NAIROBI, Kenya- A new jailbreaking method known as Skeleton Key is making waves in the AI community for its ability to prompt AI models to reveal harmful information.
This technique, which bypasses the safety guardrails of models like Meta’s Llama3 and OpenAI’s GPT-3.5, poses a significant risk, according to Microsoft.
Skeleton Key exploits a multi-step strategy to force AI models to ignore their built-in safety mechanisms.
These guardrails are designed to help models identify malicious requests.
However, as Mark Russinovich, Microsoft Azure’s chief technology officer, explained in a recent blog post, Skeleton Key narrows the gap between what an AI model is capable of doing and what it is willing to do.
“Like all jailbreaks,” Russinovich wrote, “Skeleton Key works by narrowing the gap between what the model is capable of doing and what it is willing to do.”

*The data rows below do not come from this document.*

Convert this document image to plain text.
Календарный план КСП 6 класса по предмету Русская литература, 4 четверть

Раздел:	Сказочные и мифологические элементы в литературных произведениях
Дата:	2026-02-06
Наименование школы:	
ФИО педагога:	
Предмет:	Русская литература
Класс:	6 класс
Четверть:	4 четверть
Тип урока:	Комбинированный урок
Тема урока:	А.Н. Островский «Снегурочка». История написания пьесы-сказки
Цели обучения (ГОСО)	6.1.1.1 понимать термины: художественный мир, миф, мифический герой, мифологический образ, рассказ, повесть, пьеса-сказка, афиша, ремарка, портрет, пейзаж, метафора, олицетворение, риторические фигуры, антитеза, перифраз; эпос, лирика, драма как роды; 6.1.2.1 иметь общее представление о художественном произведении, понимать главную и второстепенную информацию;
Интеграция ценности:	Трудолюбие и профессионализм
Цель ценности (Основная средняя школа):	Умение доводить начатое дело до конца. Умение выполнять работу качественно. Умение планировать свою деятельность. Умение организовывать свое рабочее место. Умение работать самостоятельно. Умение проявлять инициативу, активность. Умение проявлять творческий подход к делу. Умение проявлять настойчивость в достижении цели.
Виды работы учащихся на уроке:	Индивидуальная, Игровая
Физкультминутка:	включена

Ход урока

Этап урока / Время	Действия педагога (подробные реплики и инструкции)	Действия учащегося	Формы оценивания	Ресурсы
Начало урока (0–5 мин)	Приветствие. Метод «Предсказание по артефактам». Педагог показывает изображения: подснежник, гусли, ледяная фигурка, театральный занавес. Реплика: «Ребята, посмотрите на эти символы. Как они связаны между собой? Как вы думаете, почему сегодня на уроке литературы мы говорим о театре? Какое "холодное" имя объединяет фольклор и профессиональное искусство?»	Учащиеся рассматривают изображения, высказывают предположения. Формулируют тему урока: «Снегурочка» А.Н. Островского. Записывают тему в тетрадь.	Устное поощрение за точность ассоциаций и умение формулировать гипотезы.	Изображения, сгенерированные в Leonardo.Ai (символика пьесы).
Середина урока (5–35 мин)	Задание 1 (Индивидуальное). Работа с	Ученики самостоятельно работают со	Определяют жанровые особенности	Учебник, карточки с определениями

Unlike other jailbreak techniques, which might require indirect methods or encodings to solicit information, Skeleton Key can force models to divulge dangerous knowledge directly through simple natural language prompts.
This includes sensitive topics like explosives, bioweapons, and self-harm.
Microsoft tested Skeleton Key on several AI models and found it effective on Meta’s Llama3, Google’s Gemini Pro, OpenAI’s GPT-3.5 Turbo, OpenAI’s GPT-4, Mistral Large, Anthropic Claude 3 Opus, and Cohere Commander R Plus.
Interestingly, OpenAI’s GPT-4 exhibited some resistance, showcasing its more robust safety measures.
In response to these findings, Microsoft has updated its software to mitigate Skeleton Key’s impact on its AI systems, including its Copilot AI Assistants.
However, Russinovich emphasized the need for companies to implement additional guardrails and continuously monitor AI system inputs and outputs to detect and prevent abusive content.